Chris_Leong comments on Why do we care about agency for alignment?

Chris_Leong 23 Apr 2023 21:01 UTC
2 points
0
“Could you please clarify in which sense you use the word “agency”?”—I guess I’m pretty confused by hearing you ask the question because I guess my whole point with this question was to clarify what is meant by “agency”.

It’s a bit like if I asked “What do we mean by subjective and objective?” and you asked “Could you please clarify ‘subjective’ and ‘objective’?” that would seem rather strange to me.

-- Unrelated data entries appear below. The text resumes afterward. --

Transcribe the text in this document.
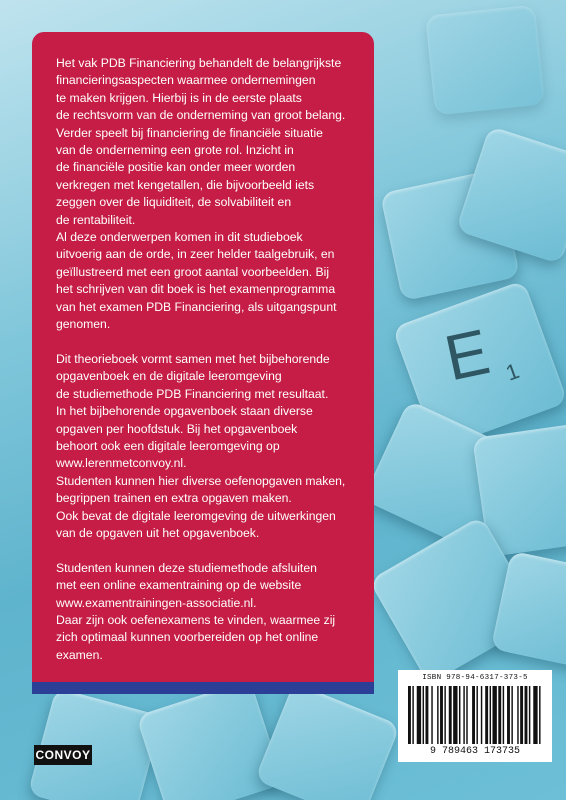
E 1

Het vak PDB Financiering behandelt de belangrijkste
financieringsaspecten waarmee ondernemingen
te maken krijgen. Hierbij is in de eerste plaats
de rechtsvorm van de onderneming van groot belang.
Verder speelt bij financiering de financiële situatie
van de onderneming een grote rol. Inzicht in
de financiële positie kan onder meer worden
verkregen met kengetallen, die bijvoorbeeld iets
zeggen over de liquiditeit, de solvabiliteit en
de rentabiliteit.
Al deze onderwerpen komen in dit studieboek
uitvoerig aan de orde, in zeer helder taalgebruik, en
geïllustreerd met een groot aantal voorbeelden. Bij
het schrijven van dit boek is het examenprogramma
van het examen PDB Financiering, als uitgangspunt
genomen.

Dit theorieboek vormt samen met het bijbehorende
opgavenboek en de digitale leeromgeving
de studiemethode PDB Financiering met resultaat.
In het bijbehorende opgavenboek staan diverse
opgaven per hoofdstuk. Bij het opgavenboek
behoort ook een digitale leeromgeving op
www.lerenmetconvoy.nl.
Studenten kunnen hier diverse oefenopgaven maken,
begrippen trainen en extra opgaven maken.
Ook bevat de digitale leeromgeving de uitwerkingen
van de opgaven uit het opgavenboek.

Studenten kunnen deze studiemethode afsluiten
met een online examentraining op de website
www.examentrainingen-associatie.nl.
Daar zijn ook oefenexamens te vinden, waarmee zij
zich optimaal kunnen voorbereiden op het online
examen.

CONVOY
ISBN 978-94-6317-373-5
9 789463 173735
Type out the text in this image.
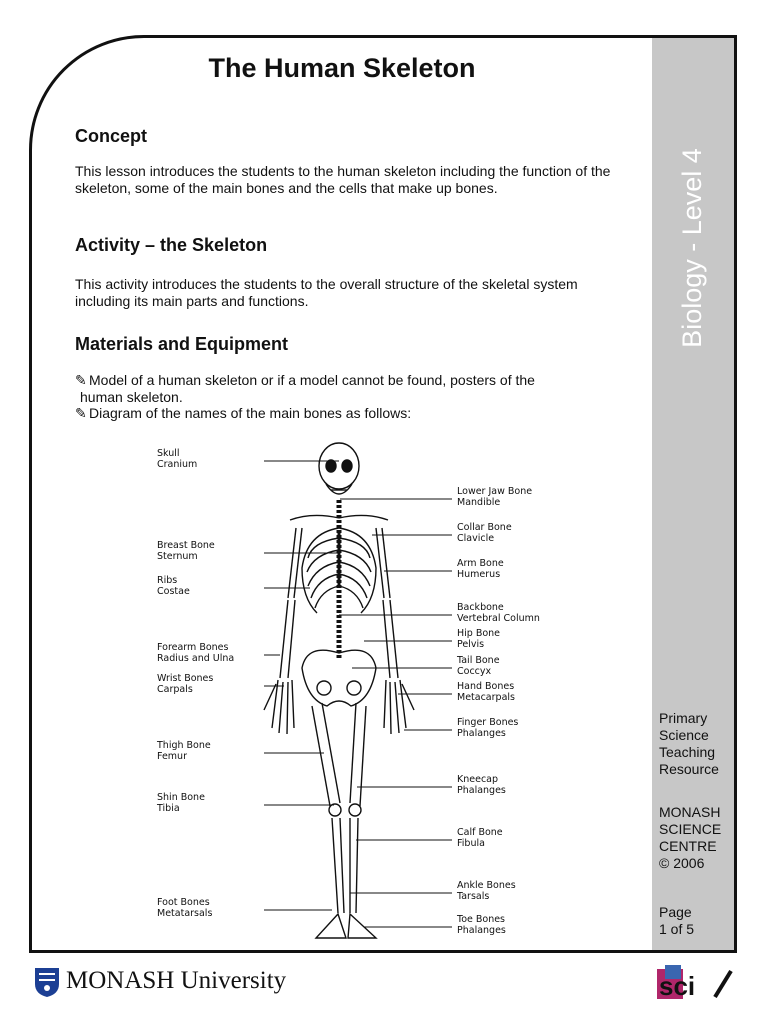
The Human Skeleton
Concept
This lesson introduces the students to the human skeleton including the function of the skeleton, some of the main bones and the cells that make up bones.
Activity – the Skeleton
This activity introduces the students to the overall structure of the skeletal system including its main parts and functions.
Materials and Equipment
✎ Model of a human skeleton or if a model cannot be found, posters of the
human skeleton.
✎ Diagram of the names of the main bones as follows:
Skull
Cranium
Breast Bone
Sternum
Ribs
Costae
Forearm Bones
Radius and Ulna
Wrist Bones
Carpals
Thigh Bone
Femur
Shin Bone
Tibia
Foot Bones
Metatarsals
Lower Jaw Bone
Mandible
Collar Bone
Clavicle
Arm Bone
Humerus
Backbone
Vertebral Column
Hip Bone
Pelvis
Tail Bone
Coccyx
Hand Bones
Metacarpals
Finger Bones
Phalanges
Kneecap
Phalanges
Calf Bone
Fibula
Ankle Bones
Tarsals
Toe Bones
Phalanges
Biology - Level 4
Primary
Science
Teaching
Resource
MONASH
SCIENCE
CENTRE
© 2006
Page
1 of 5
MONASH University	sci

The first sense seems relevant to alignment in that the kinds of worries we might have and the kinds of things that would reassure us regarding these worries would seem very different between AutoGPT and ChatGPT, even though we can of course bootstrap an AutoGPT with ChatGPT. I guess the way that I see it “X directly poses threat Y” and “X can be bootstrapped into a system that poses threat Y” seem like distinct threats, even if we can sometimes collapse this distinction.
The second meaning of agency seems relevant as well. Regarding safety properties, there’s a big difference between a system that has just learned a few heuristics for power-seeking behavior in training and a system that can adapt on the fly to take advantage of any weaknesses in our security during deployment, even if it’s never done anything remotely like that before.